Collecting waste and recycling is a perilous occupation. In 2020, for instance, it was the sixth most dangerous job in the U.S., according to the Bureau of Labor Statistics.
That’s a frightening stat, but it’s not a surprising one. Just take a moment to consider the hazards that the unsung heroes of waste management face every time they’re on duty.
Being on the road all day is, in and of itself, dangerous. Collisions are a constant concern – and that concern is compounded as impatient commuters zip by as waste workers empty trash cans from the side of the street. Lifting heavy objects – especially in poor conditions like rain, snow or ice – can lead to injury. Pests and rodents can also be a threat.
But one of the biggest dangers that waste and recycling workers face comes from hazardous materials that have been disposed of improperly
Battery acid, nails left in construction materials, broken glass and needles are all commonly found in trash and pose a serious threat to workers. Chemicals, coal and even garden waste can start fires inside of the hopper that can quickly become very dangerous.
The good news: A technology solution can reduce the risks that waste workers face.
Telematics Increase Contamination Visibility
There are laws and regulations in place outlining the correct way to dispose of hazardous materials. Unfortunately, however, customers don’t always follow the rules, leaving waste management workers at risk.

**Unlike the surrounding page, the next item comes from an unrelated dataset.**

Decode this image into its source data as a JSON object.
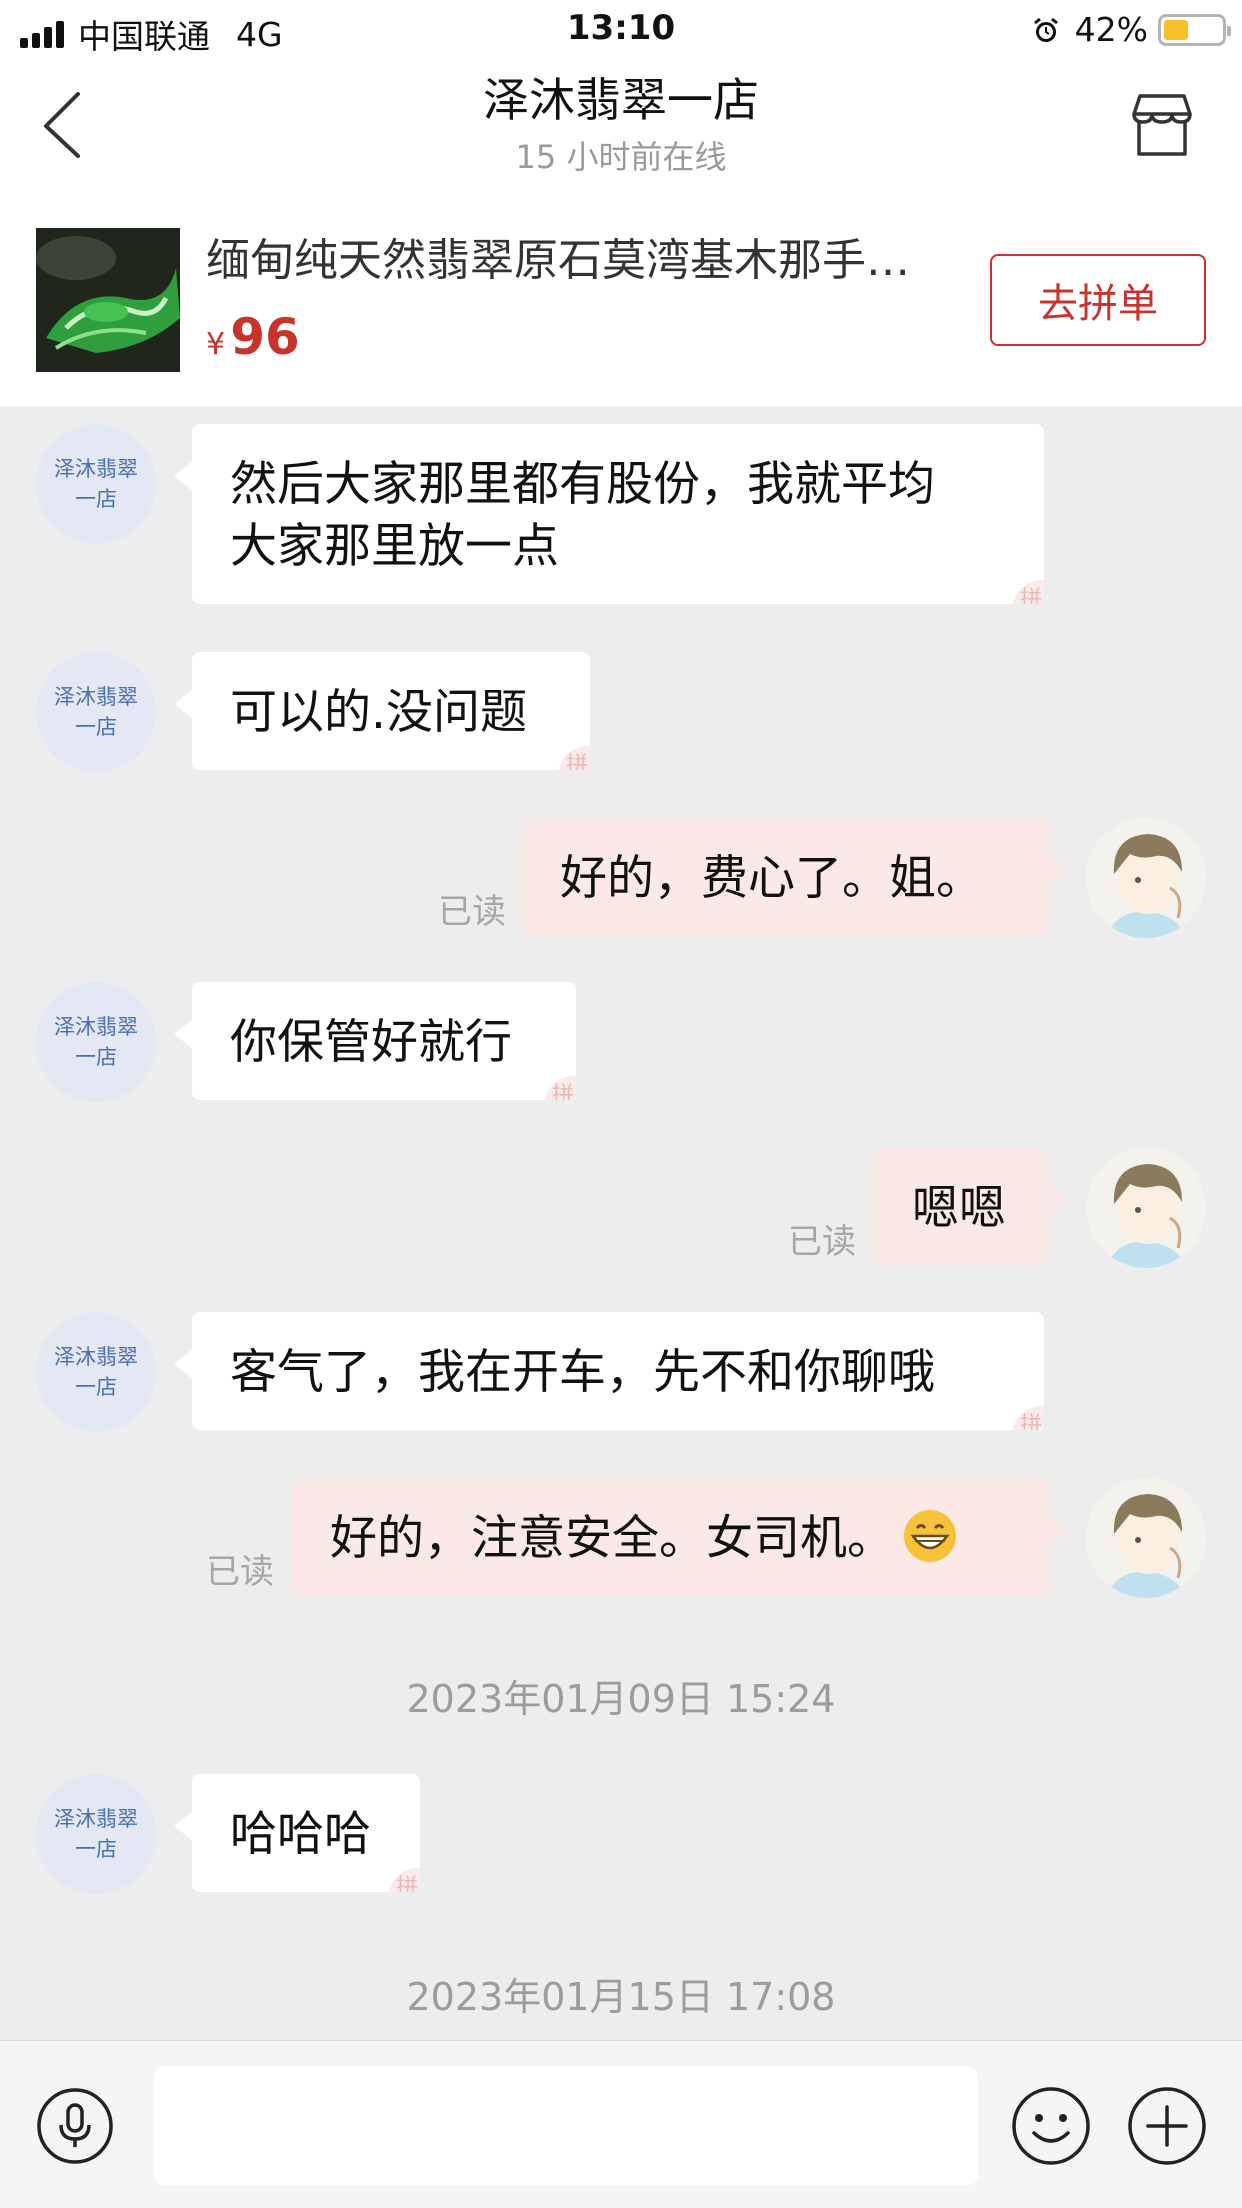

Installing cameras on garbage trucks that take a photo or video of every load as it’s dumped in the hopper is one method to improve contamination detection.
And combined with data from service verification tools, including RFID tags, GPS location and time stamps, this visual evidence of contamination can help haulers quickly identify customers who are not following waste management regulations, allowing them to educate these customers and, if violations continue, take further corrective action.
The result: Worker safety is increased, and haulers save money by avoiding costly contamination fines.